The answer, he said, is whenever someone feels uncomfortable or they are endangering the safety of others.
“Many older drivers say they’ve had no tickets, no crashes, but how many have they caused?” he said. “If you’re driving too slow, because you’re unsure of yourself, you’re causing other people to have problems.”
Sgt. Bill Maymon, of the Charlotte County Sheriff’s Office, said the crashes the Traffic Unit sees involving older people usually have to do with slower reflexes.
“Obviously as people get older, their reaction time gets slower,” said Maymon, of CCSO’s Traffic Unit. “We see a lot of single vehicles in front of a business where they meant to hit the brake but they hit the gas, hit a pole or hit a building.”
Some older drivers may be uncomfortable driving at night as their eyesight deteriorates, and they may have trouble judging the speed of other vehicles, Maymon said.

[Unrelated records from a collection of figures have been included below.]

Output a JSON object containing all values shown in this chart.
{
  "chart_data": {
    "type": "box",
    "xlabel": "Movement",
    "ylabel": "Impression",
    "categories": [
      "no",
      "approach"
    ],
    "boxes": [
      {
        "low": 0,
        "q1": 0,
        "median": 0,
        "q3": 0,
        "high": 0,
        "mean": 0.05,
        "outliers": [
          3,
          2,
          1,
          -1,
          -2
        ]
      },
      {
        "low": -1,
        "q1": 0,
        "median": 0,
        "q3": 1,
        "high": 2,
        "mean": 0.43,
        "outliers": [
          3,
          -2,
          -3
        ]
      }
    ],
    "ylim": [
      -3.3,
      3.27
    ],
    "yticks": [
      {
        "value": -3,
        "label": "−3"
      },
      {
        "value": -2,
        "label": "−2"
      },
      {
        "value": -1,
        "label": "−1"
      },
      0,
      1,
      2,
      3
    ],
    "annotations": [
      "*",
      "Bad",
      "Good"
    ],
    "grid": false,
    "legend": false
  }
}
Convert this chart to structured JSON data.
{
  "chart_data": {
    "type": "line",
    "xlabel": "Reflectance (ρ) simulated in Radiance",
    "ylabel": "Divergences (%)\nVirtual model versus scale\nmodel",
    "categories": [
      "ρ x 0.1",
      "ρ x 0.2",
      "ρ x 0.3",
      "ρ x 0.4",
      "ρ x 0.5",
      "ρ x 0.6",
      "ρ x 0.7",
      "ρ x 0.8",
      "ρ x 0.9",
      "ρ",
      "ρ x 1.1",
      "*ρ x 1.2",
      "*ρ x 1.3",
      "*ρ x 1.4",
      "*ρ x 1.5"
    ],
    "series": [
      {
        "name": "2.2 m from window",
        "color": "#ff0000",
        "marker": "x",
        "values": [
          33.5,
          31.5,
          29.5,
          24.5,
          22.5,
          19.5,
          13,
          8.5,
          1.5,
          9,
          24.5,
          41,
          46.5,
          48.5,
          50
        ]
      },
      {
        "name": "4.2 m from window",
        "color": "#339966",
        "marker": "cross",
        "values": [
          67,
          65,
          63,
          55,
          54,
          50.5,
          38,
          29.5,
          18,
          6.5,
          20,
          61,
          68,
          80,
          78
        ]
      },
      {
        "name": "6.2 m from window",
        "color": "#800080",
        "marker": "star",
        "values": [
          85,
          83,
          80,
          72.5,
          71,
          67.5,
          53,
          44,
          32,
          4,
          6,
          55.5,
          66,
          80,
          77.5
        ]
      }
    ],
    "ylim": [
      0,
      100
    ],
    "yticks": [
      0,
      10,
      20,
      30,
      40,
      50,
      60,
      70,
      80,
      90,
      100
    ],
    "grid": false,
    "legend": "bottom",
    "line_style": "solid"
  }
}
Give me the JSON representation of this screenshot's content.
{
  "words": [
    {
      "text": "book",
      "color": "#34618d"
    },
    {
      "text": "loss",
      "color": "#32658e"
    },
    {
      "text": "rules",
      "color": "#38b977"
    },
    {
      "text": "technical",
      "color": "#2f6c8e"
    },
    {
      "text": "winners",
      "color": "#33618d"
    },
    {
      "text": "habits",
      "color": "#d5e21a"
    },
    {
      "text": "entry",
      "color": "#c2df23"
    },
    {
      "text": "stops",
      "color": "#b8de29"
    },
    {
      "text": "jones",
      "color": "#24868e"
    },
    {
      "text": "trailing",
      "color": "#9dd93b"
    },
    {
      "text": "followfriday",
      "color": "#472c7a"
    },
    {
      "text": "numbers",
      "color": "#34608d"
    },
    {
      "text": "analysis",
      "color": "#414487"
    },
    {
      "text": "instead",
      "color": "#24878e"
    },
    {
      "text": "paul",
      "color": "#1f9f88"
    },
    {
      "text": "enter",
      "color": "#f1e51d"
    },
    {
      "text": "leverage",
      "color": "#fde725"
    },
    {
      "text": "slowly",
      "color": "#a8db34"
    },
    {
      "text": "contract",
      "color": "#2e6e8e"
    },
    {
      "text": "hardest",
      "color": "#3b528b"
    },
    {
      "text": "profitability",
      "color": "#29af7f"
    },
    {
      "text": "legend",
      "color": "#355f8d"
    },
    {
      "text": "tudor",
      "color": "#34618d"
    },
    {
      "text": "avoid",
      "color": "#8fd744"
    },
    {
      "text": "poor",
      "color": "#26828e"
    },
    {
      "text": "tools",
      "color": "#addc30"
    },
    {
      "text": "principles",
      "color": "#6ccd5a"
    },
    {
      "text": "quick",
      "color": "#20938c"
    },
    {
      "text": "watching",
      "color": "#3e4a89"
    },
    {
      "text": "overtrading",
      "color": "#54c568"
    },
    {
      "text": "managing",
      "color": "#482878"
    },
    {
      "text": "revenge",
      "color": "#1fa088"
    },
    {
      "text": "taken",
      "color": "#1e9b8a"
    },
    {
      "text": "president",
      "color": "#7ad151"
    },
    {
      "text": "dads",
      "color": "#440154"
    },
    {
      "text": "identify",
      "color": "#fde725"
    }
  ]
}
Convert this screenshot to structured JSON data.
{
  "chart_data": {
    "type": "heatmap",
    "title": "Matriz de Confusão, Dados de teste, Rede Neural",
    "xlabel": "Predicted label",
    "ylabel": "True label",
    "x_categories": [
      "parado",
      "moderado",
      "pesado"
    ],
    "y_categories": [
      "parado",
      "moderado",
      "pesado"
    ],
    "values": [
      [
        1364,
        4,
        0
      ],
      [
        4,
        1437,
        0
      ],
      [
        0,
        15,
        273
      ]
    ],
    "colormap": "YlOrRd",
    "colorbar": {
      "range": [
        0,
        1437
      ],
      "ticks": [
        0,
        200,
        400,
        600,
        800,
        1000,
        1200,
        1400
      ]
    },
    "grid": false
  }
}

Joe Dever, who teaches a refresher class for drivers in Lee County through AARP and the Area Agency on Aging for Southwest Florida, said the world is a different place now than when seniors learned to drive. Most people stop learning about driving when they get their driver’s license, he said, but it’s something people should keep learning, especially as technology and road systems evolve.
“When we learned how to drive, when we got our license, the cars were very different,” he said. “You looked out the window. Now you’ve got a dashboard full of controls that can be very distracting. The car you drive now would be science fiction when I got my license.”
Roads, too, have gotten more complicated.
“There were two lanes in each direction back then,” Dever said. “The things we grew up on aren’t necessarily so anymore. ... Some of these intersections we’re seeing now are so complicated. As we come up on them, it’s like two turning lanes in each direction, bike lanes, all of this. For many of us, it’s difficult to cope with them. We need to make faster decisions and sometimes cognitively that’s not easy to do.”
Maymon said he knows from personal experience with family members that choosing to give up driving can be a hard decision.
“When they have to give up driving, it’s a big ordeal,” he said. “It’s their mobility, their independence. Now they’re dependent on public transportation.”
When deputies and officers notice someone struggling to drive, they can inform the Department of Highway Safety and Motor Vehicles to have the person re-examined for their fitness to drive. But screenings and evaluations don’t always have to end in licenses being taken away.
According to the AOTA, an evaluation by an occupational therapist can help older drivers identify their strengths and find ways to compensate for their weaknesses. They can also help identify alternative modes of transportation when necessary and provide support for drivers to get where they need to go when they need to get there.